Si piazzò in mezzo alla tenda in modo molto teatrale, nonostante nessuno la stessa guardando. Poi si inchinò profondamente ad un pubblico immaginario e azionò la sua macchina della morte.
Cinque secondi di quello strazio e tutti erano in piedi, armati, guardandosi intorno smarriti.
-Forza principesse. Vestitevi e ci troviamo fuori. Sono curiosa di vedere cosa siete capaci a fare.- aveva detto dopo essere riuscita a riprendersi alle risate.
 
 
Se la cavavano molto bene doveva proprio ammetterlo.
Mira perfetta.
Capacità di azione e ragionamento sotto stress impeccabili. Erano svegli, certo.
Però in quanto corpo a corpo lasciavano a desiderare.
Li aveva stesi tutti uno dopo l’altro senza sforzarsi minimamente. Non andava bene.
Decise che avrebbe provveduto al più presto e li lasciò ad addestrarsi per conto loro. Aveva dato esercizi diversi ad ogni soldato a seconda dei loro punti deboli.
 
 
Ma aveva fatto tutto quello nel minor tempo possibile per un motivo soltanto, montare il suo futuro tenda/laboratorio.
Chiamò con se un paio di persone per aiutarla, ma ci volle troppo: finirono alle 6.
Sei dannatissime ore perché quella stradannatissima tenda doveva essere piantata in modo da resistere ai tifoni.
Sì, perché a quanto pareva in quella maledettissima isola c’erano dei stramaledettissimi tifoni. Ed erano anche molto frequenti.

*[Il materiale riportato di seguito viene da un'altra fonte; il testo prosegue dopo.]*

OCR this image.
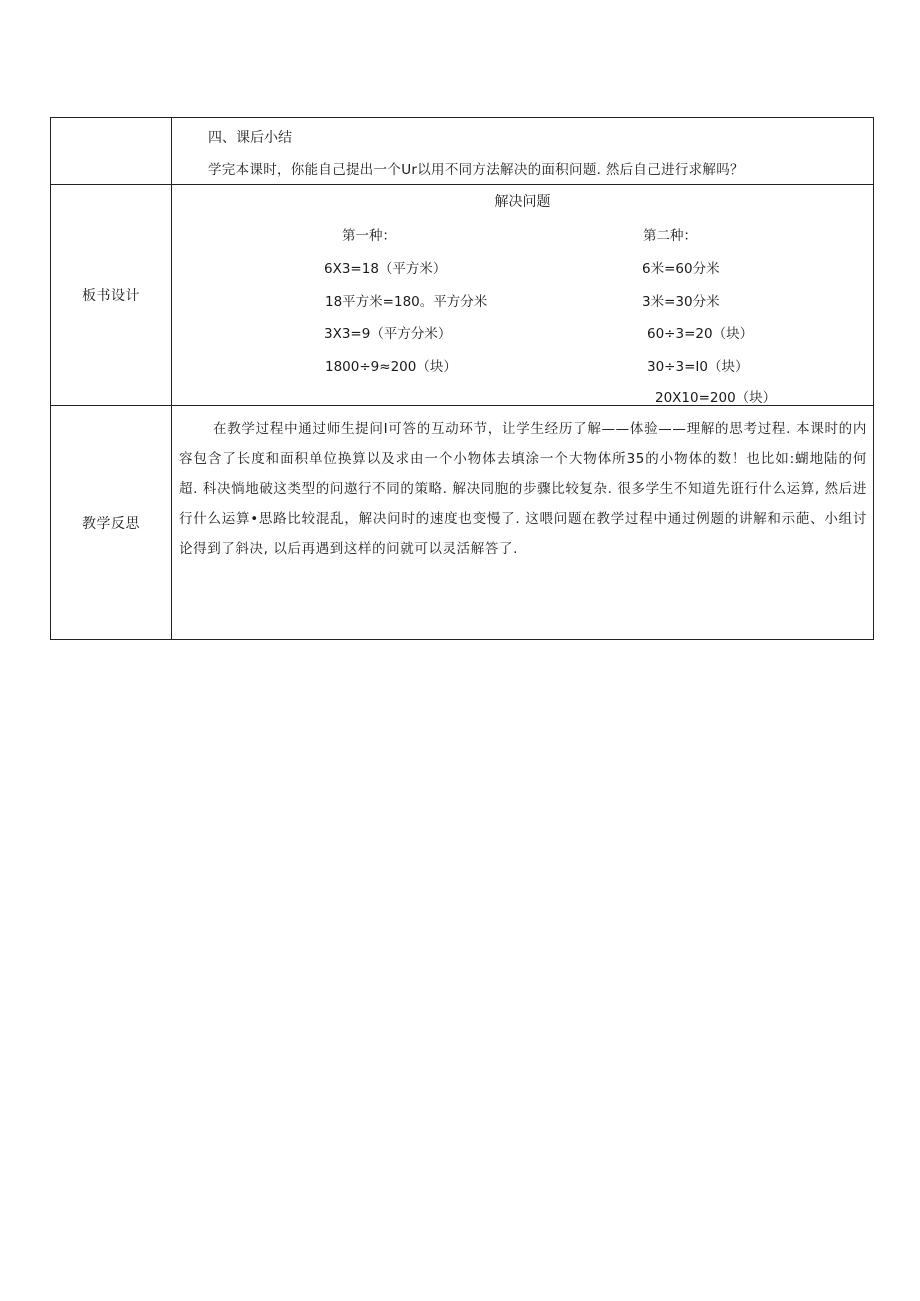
四、课后小结
学完本课时，你能自己提出一个Ur以用不同方法解决的面积问题. 然后自己进行求解吗？
板书设计
解决问题
第一种：
6X3=18（平方米）
18平方米=180。平方分米
3X3=9（平方分米）
1800÷9≈200（块）
第二种：
6米=60分米
3米=30分米
60÷3=20（块）
30÷3=I0（块）
20X10=200（块）
教学反思
在教学过程中通过师生提问I可答的互动环节，让学生经历了解——体验——理解的思考过程. 本课时的内容包含了长度和面积单位换算以及求由一个小物体去填涂一个大物体所35的小物体的数！也比如:蝴地陆的何超. 科决惝地破这类型的问遨行不同的策略. 解决同胞的步骤比较复杂. 很多学生不知道先诳行什么运算, 然后进行什么运算•思路比较混乱，解决问时的速度也变慢了. 这喂问题在教学过程中通过例题的讲解和示葩、小组讨论得到了斜决, 以后再遇到这样的问就可以灵活解答了.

Anche se lei dubitava seriamente che una tenda potesse davvero resistere ai tifoni non stette a discutere riguardo alla tecnologia dubbia dello SHIELD.
Così portò nel suo nuovo alloggio i suoi effetti personali, la branda e arrangiò una scrivania con qualche tavola di legno.
Poi incaricò due ragazzi che passavano di là di portarle due o tre casse a caso.
Avrebbe comunque dovuto aprire tutto prima o poi e non aveva priorità.